Sitting on the edge of her bed and gazing at her own reflection in the big, swinging mirror, she made personal application of the small fragment of human drama that she had just witnessed.
What man would speak and think of her as Maurice Goldstein spoke and thought of Queenie Torrance?
When would any man's ardent glance answer hers; any man make his way to her through a crowd in response to the silent summons of her eyes?
She fell into one of the idle, romantic dreams evoked by a highly-strung imagination, untempered by any light of experience. But the hero of the dream was a nebulous, shadowy figure of fiction. No man of flesh and blood held any place in the slender fabric of her fancies.
It occurred to her, more with a sense of disconcertment than of that panic which was to come later, that she did not possess the power of drawing any reality from her communion with others, and that no intimacy other than one of the surface had as yet ever resulted from any intercourse of hers with her fellow-creatures. Her nearest approach to reality had been that one-sided, irrational adoration of her schooldays for Queenie Torrance, that had met with no return, and with so much and such universal condemnation.

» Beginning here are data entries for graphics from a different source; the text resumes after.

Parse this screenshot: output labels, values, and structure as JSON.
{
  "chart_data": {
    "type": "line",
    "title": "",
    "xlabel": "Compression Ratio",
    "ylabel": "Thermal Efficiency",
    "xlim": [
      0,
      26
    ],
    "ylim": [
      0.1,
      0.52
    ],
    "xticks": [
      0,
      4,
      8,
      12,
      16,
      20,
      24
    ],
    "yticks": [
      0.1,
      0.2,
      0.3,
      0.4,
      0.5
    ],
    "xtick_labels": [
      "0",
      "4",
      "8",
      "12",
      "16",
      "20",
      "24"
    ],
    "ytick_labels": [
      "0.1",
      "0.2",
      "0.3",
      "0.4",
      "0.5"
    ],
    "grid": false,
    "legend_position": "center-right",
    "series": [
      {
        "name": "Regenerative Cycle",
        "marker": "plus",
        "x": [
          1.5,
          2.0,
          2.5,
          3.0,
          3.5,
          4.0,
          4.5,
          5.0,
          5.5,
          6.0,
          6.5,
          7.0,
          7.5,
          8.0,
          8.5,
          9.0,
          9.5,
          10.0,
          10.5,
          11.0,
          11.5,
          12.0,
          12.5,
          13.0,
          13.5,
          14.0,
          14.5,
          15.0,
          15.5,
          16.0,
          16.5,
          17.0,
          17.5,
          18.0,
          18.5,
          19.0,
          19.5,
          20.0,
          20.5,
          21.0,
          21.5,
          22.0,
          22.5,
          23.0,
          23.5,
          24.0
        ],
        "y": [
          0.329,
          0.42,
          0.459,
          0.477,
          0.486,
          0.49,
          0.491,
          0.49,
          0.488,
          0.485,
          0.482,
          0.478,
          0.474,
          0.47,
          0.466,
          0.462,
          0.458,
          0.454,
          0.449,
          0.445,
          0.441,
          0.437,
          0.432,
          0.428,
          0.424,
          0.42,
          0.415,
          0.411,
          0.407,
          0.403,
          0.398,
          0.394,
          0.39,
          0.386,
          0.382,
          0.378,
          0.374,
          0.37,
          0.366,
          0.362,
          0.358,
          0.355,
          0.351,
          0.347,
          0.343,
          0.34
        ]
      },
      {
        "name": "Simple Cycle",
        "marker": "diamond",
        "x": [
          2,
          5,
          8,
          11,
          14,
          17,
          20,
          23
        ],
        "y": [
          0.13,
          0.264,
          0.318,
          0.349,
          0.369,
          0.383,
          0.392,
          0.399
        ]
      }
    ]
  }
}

Alex did not doubt that the condemnation was justified. The impression left upon her adolescent mind remained ineradicable: it was wrong to attach so much importance to loving; it was different, in some mysterious, culpable way, to feel as she did—that nothing mattered except the people one loved, that nothing was so much worth while as the affection and understanding which one knew so well, from oneself, must exist, and for the bestowal of which on one's own lonely, ardent spirit one prayed so passionately; and all these desires, being wrong and unlike other people, must at all costs be concealed and denied. Thus Alex, placing the perverted and yet unescapable interpretation of her disconsolate youth upon such experience of life as had been vouchsafed to her.
Still sitting on the side of the bed and facing the looking-glass, she sought in her own reflection for traces of the spell wielded by Queenie Torrance. She had not yet outgrown the belief that beauty and the power to attract should be synonymous.
Was she as pretty as Queenie?
Her colour was bright and pure, and her hazel eyes reflected the brown lights gleaming in her soft, tumbled hair, that fell no lower than her shoulders. She reflected disconsolately on the undue prominence of the two, white front teeth that the plate which had tormented her childhood had just failed to render level with the others.
Straight brows added to the regularity of her features, only the corners of her mouth habitually drooping very slightly. The angularity which Lady Isabel so regretted was sharply manifested in the exposed collar-bones just above the open dressing-gown, and in the childishly thin arms and wrists. With an odd, detached shrewdness, she appraised the prominent attributes of her own appearance, its ungraceful immaturity.